Examination of the 'golden share' arrangement in the partnership between U.S. Steel and Nippon Steel
A Fresh Take:
Host: STEVE INSKEEP, HOPPING ON BOARD
Stateside, the U.S. is backing a Japanese firm's plan to grab a chunk of U.S. Steel - in exchange for a decisive say in the company's future. It's a tactic known as a golden share, giving the U.S. some extra voting power in the company's affairs. To shed some light on this, we're chatting with industrial policy expert, Todd Tucker.
TODD TUCKER STEPS IN:
TUCKER: So, you're right, Steve. A golden share's a tool governments worldwide use to guarantee a dominant grip on pivotal industries - think of players like Volkswagen in Germany or Heathrow Airport in the U.K. These entities have a golden share, allowing the government to meddle in any major moves, from selling the company to redefining its purpose.
INSKEEP: OK, I get it, this ain't a scheme dreamed up by the Trump administration, but an established practice worldwide.
TUCKER: Exactly. The contemporary usage came into play during the Thatcher period in the U.K., when the government adopted a policy of offloading many state-owned companies. As a compromise, they left the government with a golden share.

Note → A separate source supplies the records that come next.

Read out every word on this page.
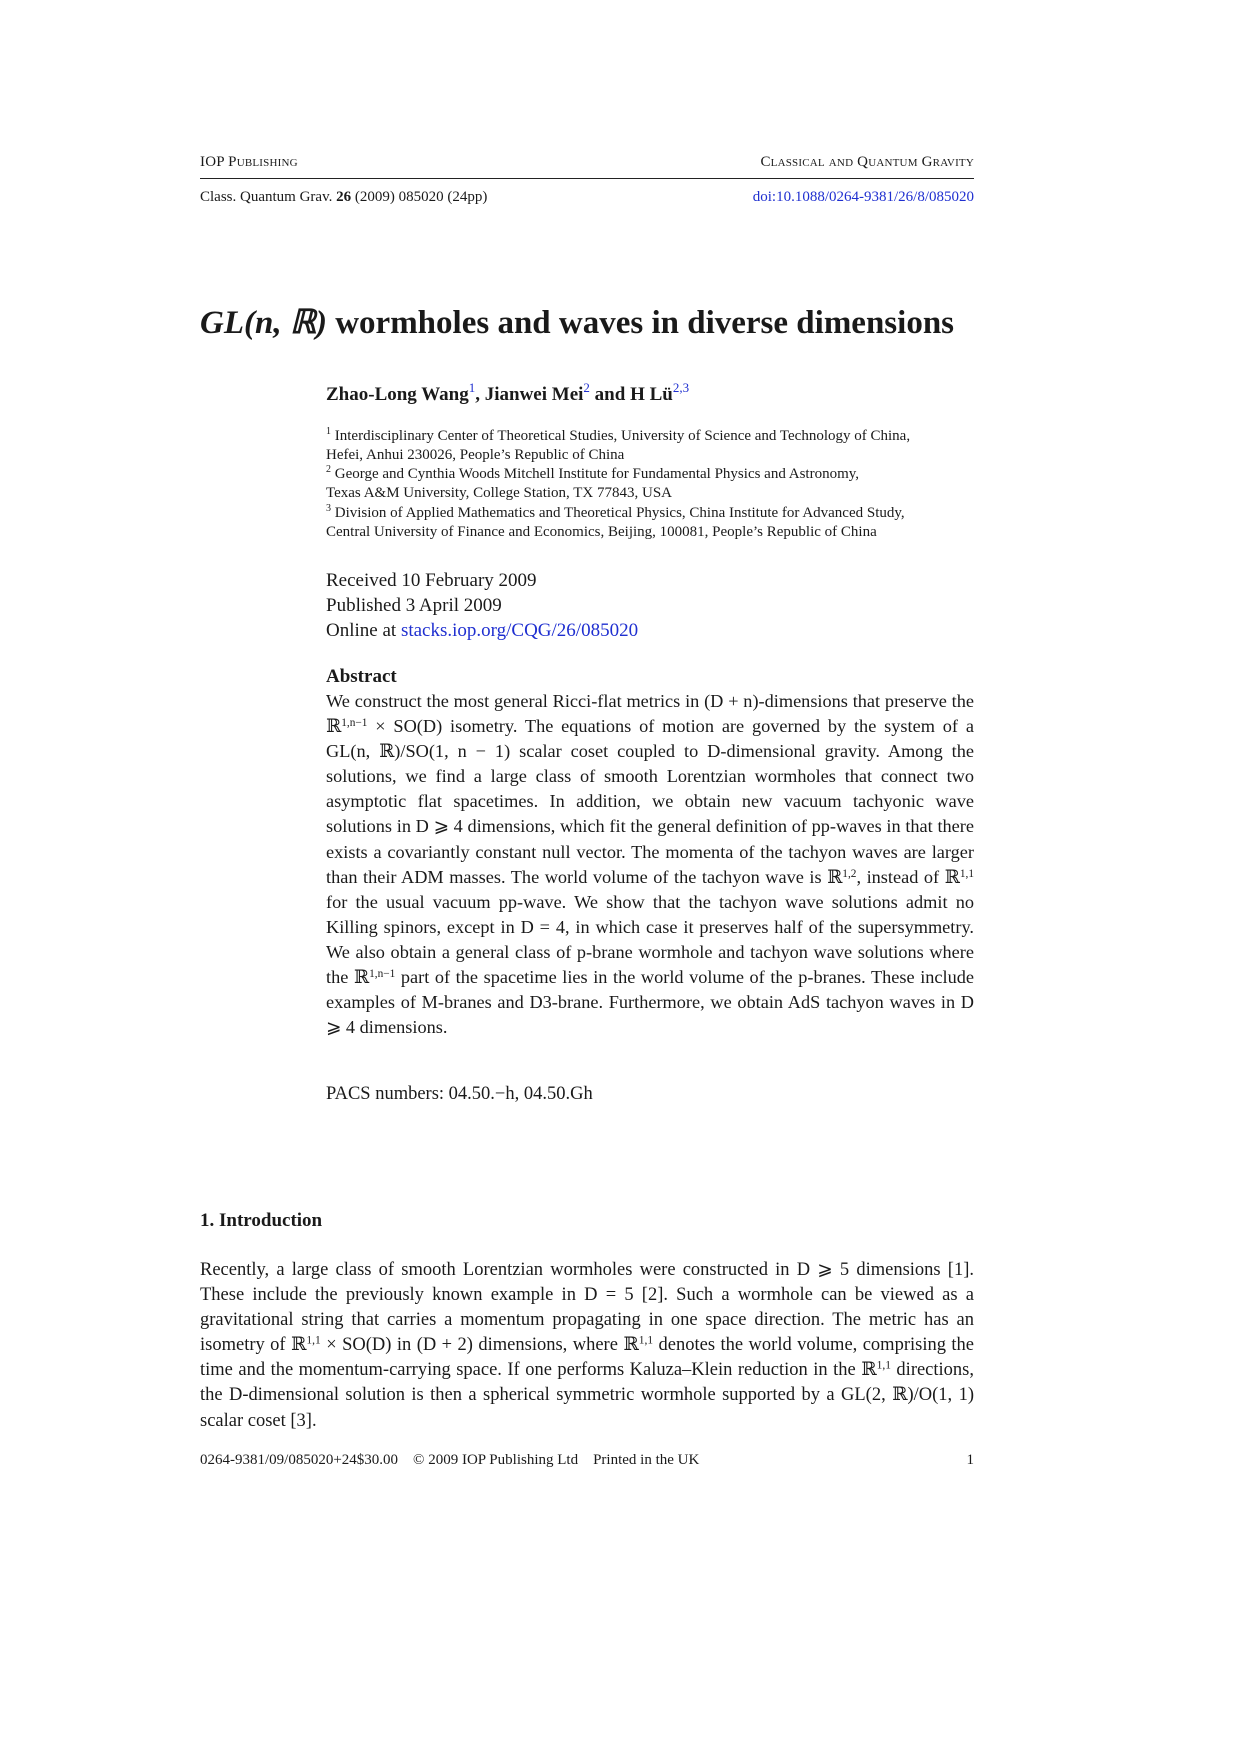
IOP Publishing	Classical and Quantum Gravity
Class. Quantum Grav. 26 (2009) 085020 (24pp)	doi:10.1088/0264-9381/26/8/085020
GL(n, ℝ) wormholes and waves in diverse dimensions
Zhao-Long Wang$^1$, Jianwei Mei$^2$ and H Lü$^{2,3}$

$^1$ Interdisciplinary Center of Theoretical Studies, University of Science and Technology of China,

Hefei, Anhui 230026, People’s Republic of China

$^2$ George and Cynthia Woods Mitchell Institute for Fundamental Physics and Astronomy,

Texas A&M University, College Station, TX 77843, USA

$^3$ Division of Applied Mathematics and Theoretical Physics, China Institute for Advanced Study,

Central University of Finance and Economics, Beijing, 100081, People’s Republic of China

Received 10 February 2009
Published 3 April 2009
Online at stacks.iop.org/CQG/26/085020
Abstract

We construct the most general Ricci-flat metrics in (D + n)-dimensions that preserve the ℝ$^{1,n-1}$ × SO(D) isometry. The equations of motion are governed by the system of a GL(n, ℝ)/SO(1, n − 1) scalar coset coupled to D-dimensional gravity. Among the solutions, we find a large class of smooth Lorentzian wormholes that connect two asymptotic flat spacetimes. In addition, we obtain new vacuum tachyonic wave solutions in D ⩾ 4 dimensions, which fit the general definition of pp-waves in that there exists a covariantly constant null vector. The momenta of the tachyon waves are larger than their ADM masses. The world volume of the tachyon wave is ℝ$^{1,2}$, instead of ℝ$^{1,1}$ for the usual vacuum pp-wave. We show that the tachyon wave solutions admit no Killing spinors, except in D = 4, in which case it preserves half of the supersymmetry. We also obtain a general class of p-brane wormhole and tachyon wave solutions where the ℝ$^{1,n-1}$ part of the spacetime lies in the world volume of the p-branes. These include examples of M-branes and D3-brane. Furthermore, we obtain AdS tachyon waves in D ⩾ 4 dimensions.

PACS numbers: 04.50.−h, 04.50.Gh
1. Introduction

Recently, a large class of smooth Lorentzian wormholes were constructed in D ⩾ 5 dimensions [1]. These include the previously known example in D = 5 [2]. Such a wormhole can be viewed as a gravitational string that carries a momentum propagating in one space direction. The metric has an isometry of ℝ$^{1,1}$ × SO(D) in (D + 2) dimensions, where ℝ$^{1,1}$ denotes the world volume, comprising the time and the momentum-carrying space. If one performs Kaluza–Klein reduction in the ℝ$^{1,1}$ directions, the D-dimensional solution is then a spherical symmetric wormhole supported by a GL(2, ℝ)/O(1, 1) scalar coset [3].

0264-9381/09/085020+24$30.00 © 2009 IOP Publishing Ltd Printed in the UK	1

INSKEEP: Looking at the golden share as veto power, not something empowering the government to tell the company what to do.
TUCKER: Close, but a bit more. The company must consult the government on strategic decisions like plant closures, investment decisions, and, in essence, seek their blessing before they move forward.
INSKEEP: I've got my eyes on the $14 billion investment. Supposed to be spread across a few years, making me wonder if it'll stick.
TUCKER: Understandable. Investments promise a lot today, but follow-through is another question. That's why the Biden administration was hesitant - being burnt before by U.S. Steel and Nippon not keeping their promises. But this innovative solution suggests the U.S. will wield a say in the company's decisions if it detects any deviations from the agreed course.
INSKEEP: If Nippon doesn't abide by its promises, what can the U.S. do to teach them a lesson?
TUCKER: Simple. If Nippon can't attract private investment for its ambitious $14 billion plan, the U.S. can step in and run the company more like a public entity - or even further tighten its hold.
INSKEEP: There's a chilling implication: governmental mission creep. A future president might think, "I've got influence here. Why not tilt the company in favor of my pet projects?" Like crypto investments, hypothetically speaking.
TUCKER: Absolutely. The risk is there, ever since Nippon willingly accepted government scrutiny. On the bright side, the arrangement might benefit the steel industry, pushing towards green steel and reducing carbon footprints. On the flip side, it could also enable political appointees to influence company decisions inappropriately, opening the door for corruption.
IN CLOSING:
TUCKER: Glad to help, Steve.
INSKEEP: Todd Tucker, thanks for your insights. He's the director of industrial policy and trade at the Roosevelt Institute.
It's an interesting case study - the U.S. Steel and Nippon Steel deal. The golden share, a tool borrowed from nations that prioritize control over industries like steel, ports, energy, and utilities, now adopted in American corporate governance to ensure alignment with national strategic priorities.
Although the article does not explicitly mention it, it's worth noting that the use of golden shares can raise concerns about corruption, restricting competition, and politicizing business decisions. In some countries, such as Italy, the misuse of golden shares has been associated with contractor bribes, preferential treatment, and political favoritism.
- This discussion illustrates that governments, like the U.S., often intervene in key industries, such as steel, through tools like golden shares, thus exerting control over companies' strategic decisions and future direction.
- The implementation of a golden share in the U.S. Steel and Nippon Steel deal could potentially lead to mission creep, with political appointees showing preferences for agenda items, posing a risk of corruption and politicizing business decisions.